Diese Gewalt dient dabei gerne dazu, unmittelbare Krisen zu überbrücken: Hier geht es darum, den energetischen Engpass durch Rückgriff auf Kohle zu lindern. Die Bereitstellung dieser Gewalt ist also selbst eine der Funktionen diesen Staates und ergänzt und erhält dabei die stumme und diffuse Gewalt des Kapitals selbst, die schon immer in die Lohnarbeit zwingt, die Welt rassistisch und patriarchal aufteilt und akut die Natur bis zum Kollaps verheizt. Sie ist eine „Gewalt hoch zwei“: Die Gewalt des Staates wirkt gegen jede ernsthaftere Regung des Widerstandes gegen die Gewalt dieser Verhältnisse erklärt diese zur illegalen und nicht tolerierbaren Gewalt. 

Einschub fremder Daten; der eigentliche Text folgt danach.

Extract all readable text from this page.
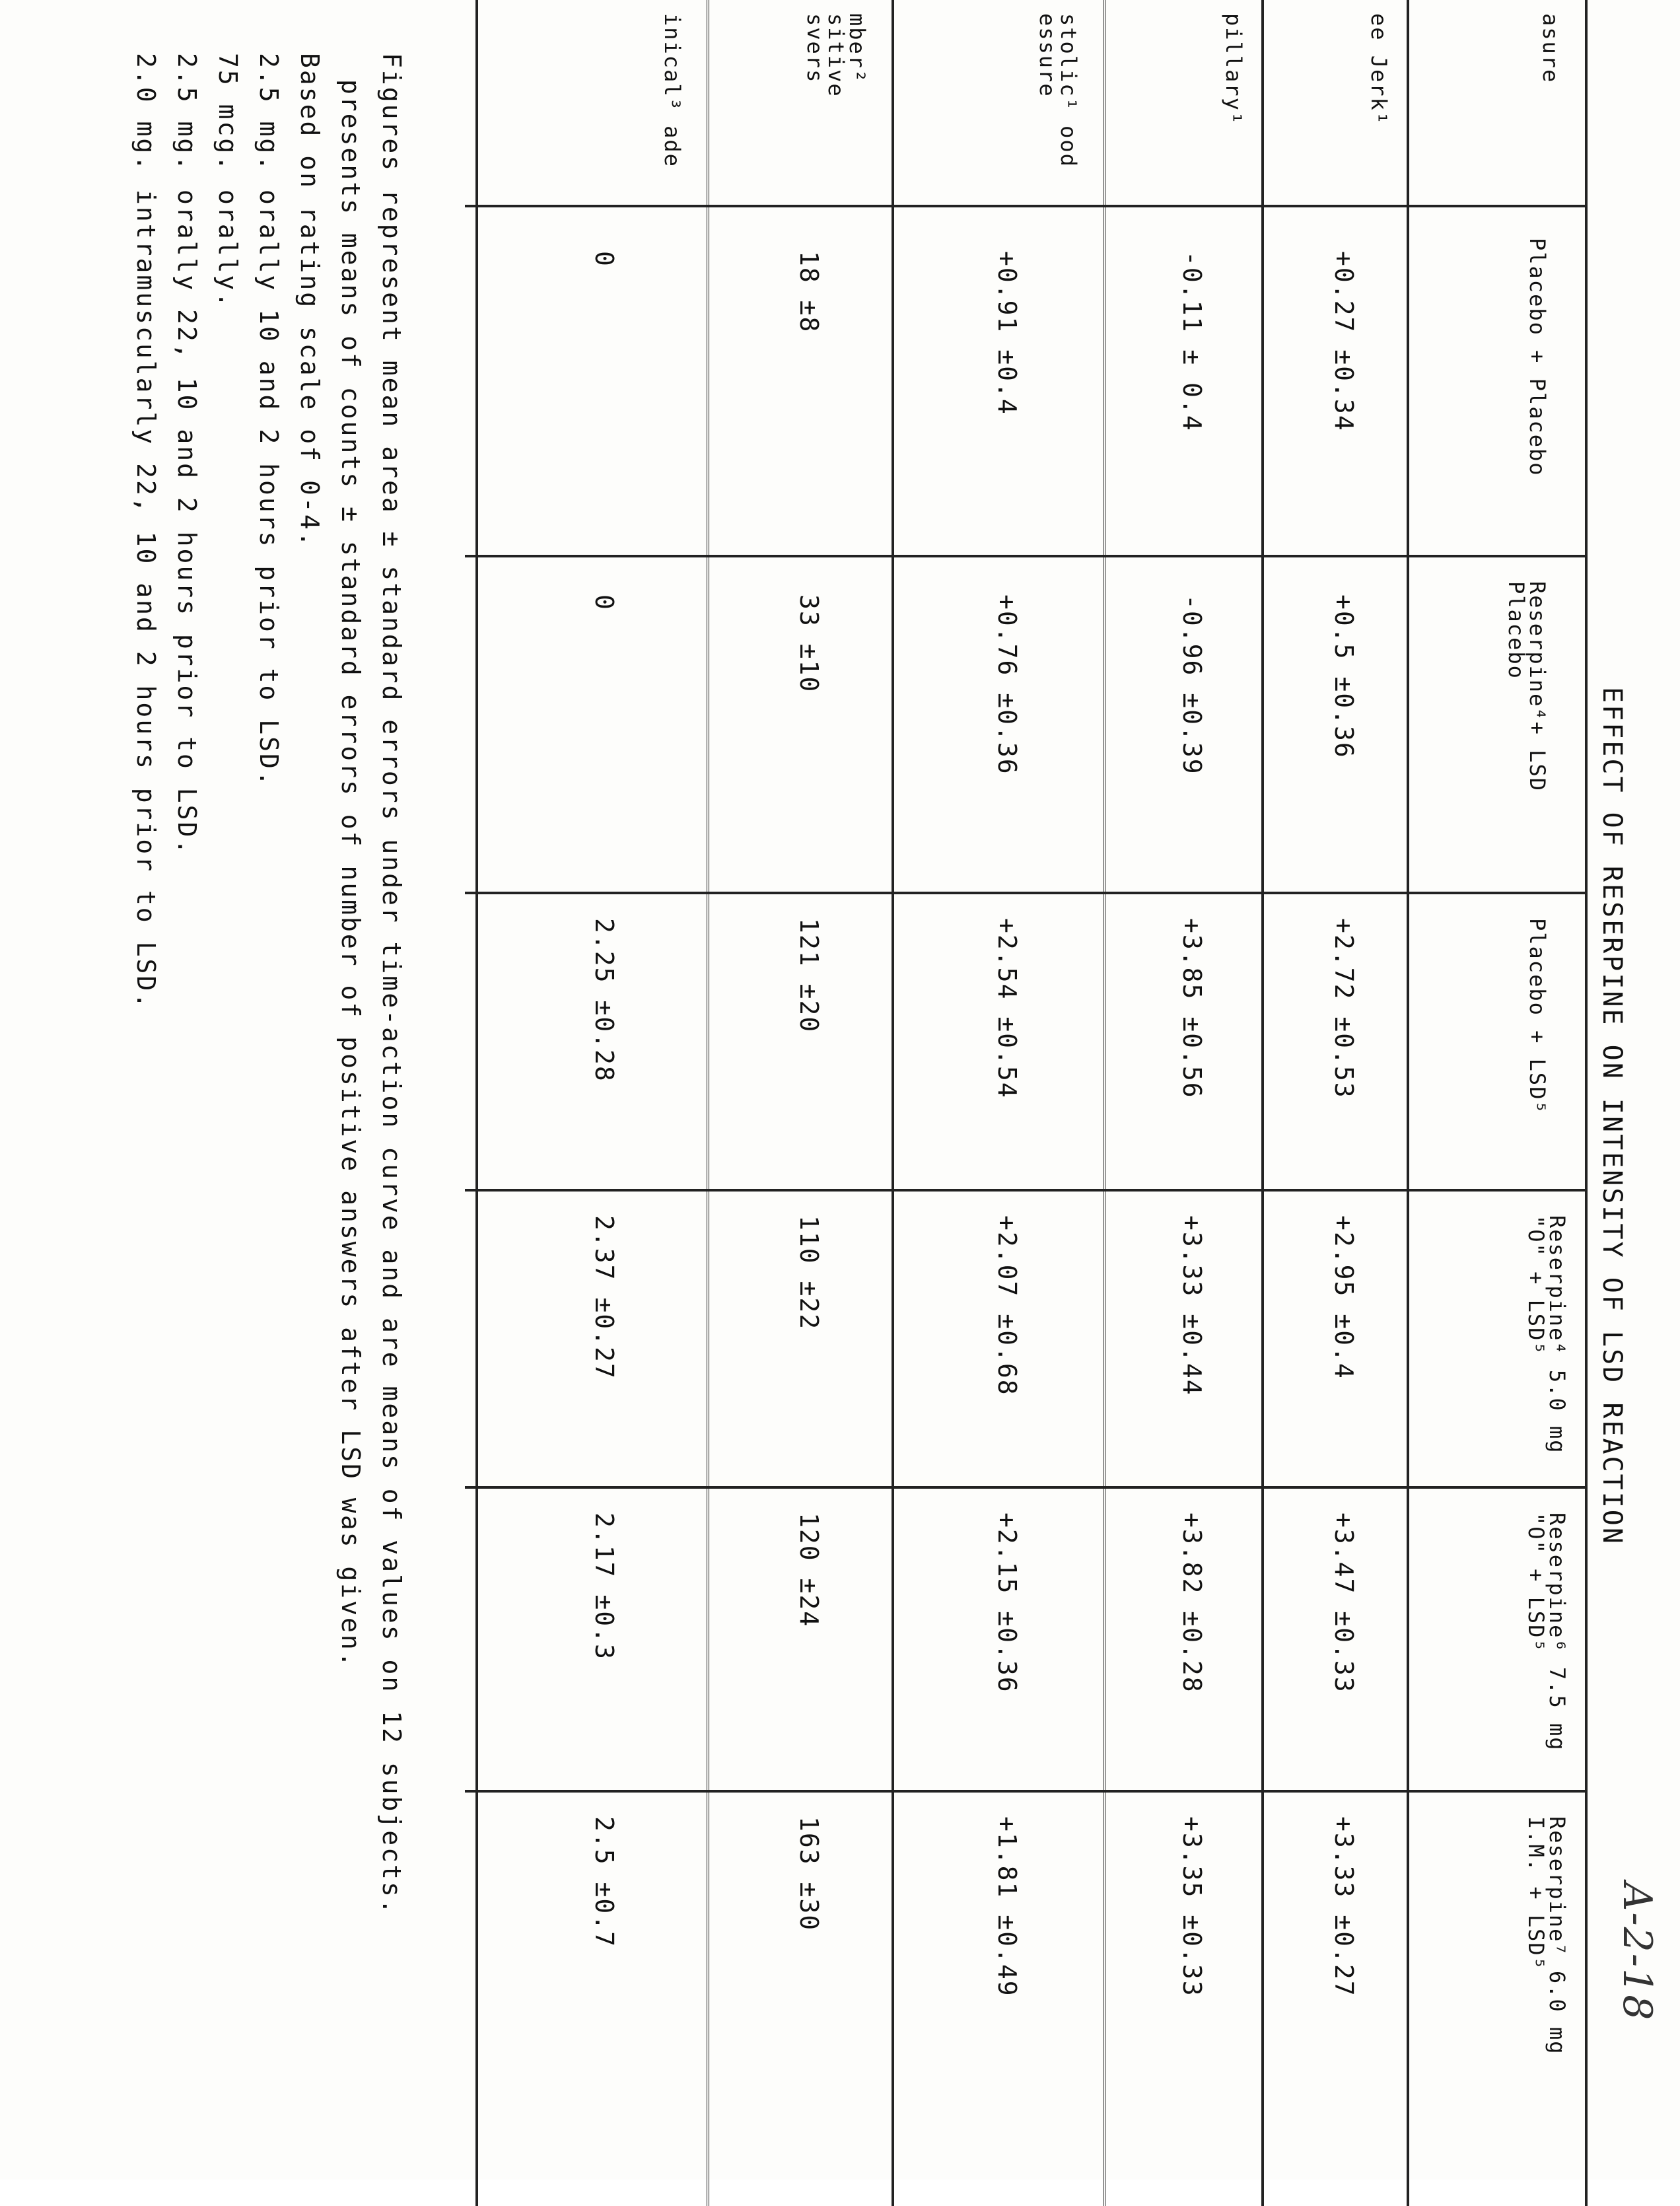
EFFECT OF RESERPINE ON INTENSITY OF LSD REACTION
A-2-18
asure
ee Jerk¹
pillary¹
stolic¹ ood essure
mber² sitive svers
inical³ ade
Placebo + Placebo
Reserpine⁴+ LSD Placebo
Placebo + LSD⁵
Reserpine⁴ 5.0 mg "O" + LSD⁵
Reserpine⁶ 7.5 mg "O" + LSD⁵
Reserpine⁷ 6.0 mg I.M. + LSD⁵
+0.27 ±0.34
-0.11 ± 0.4
+0.91 ±0.4
18 ±8
0
+0.5 ±0.36
-0.96 ±0.39
+0.76 ±0.36
33 ±10
0
+2.72 ±0.53
+3.85 ±0.56
+2.54 ±0.54
121 ±20
2.25 ±0.28
+2.95 ±0.4
+3.33 ±0.44
+2.07 ±0.68
110 ±22
2.37 ±0.27
+3.47 ±0.33
+3.82 ±0.28
+2.15 ±0.36
120 ±24
2.17 ±0.3
+3.33 ±0.27
+3.35 ±0.33
+1.81 ±0.49
163 ±30
2.5 ±0.7
Figures represent mean area ± standard errors under time-action curve and are means of values on 12 subjects.
presents means of counts ± standard errors of number of positive answers after LSD was given.
Based on rating scale of 0-4.
2.5 mg. orally 10 and 2 hours prior to LSD.
75 mcg. orally.
2.5 mg. orally 22, 10 and 2 hours prior to LSD.
2.0 mg. intramuscularly 22, 10 and 2 hours prior to LSD.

Und ja: Gegen diese zynische, destruktive und repressive Gewalt sind ein paar Steine das Mindeste. Gegen diese Gewalt stehen wir gerne bereit! Doch wir schämen uns nicht zu sagen, dass wir auch Angst haben. Wir mögen diese Härte nicht, wir wollen sie nicht, aber sie existiert. Unser Widerstand ist an erster Stelle unser Zusammenkommen und unsere Solidarität. Zu allem weiteren werden wir durch äußere Umstände gezwungen. Für die Abschaffung der Angst! 

Grüne Scheiße

Grüne LOL. Darüber muss man wohl nicht lange diskutieren. Unter allem Niveau der Kritik ist, wer nicht mal ein paar Monate die Farce der „Grünen Wende“ aufrechterhalten konnte und sehr schnell ins Bett der Kohlekonzerne geschlüpft ist. Noch gestern waren FFF-Demos das heißbegehrte Zielpublikum, heute schickt man Knüppel und eigene RWE-Polizeisammeltransporter gegen ihre Aktivist*innen. Dafuq?!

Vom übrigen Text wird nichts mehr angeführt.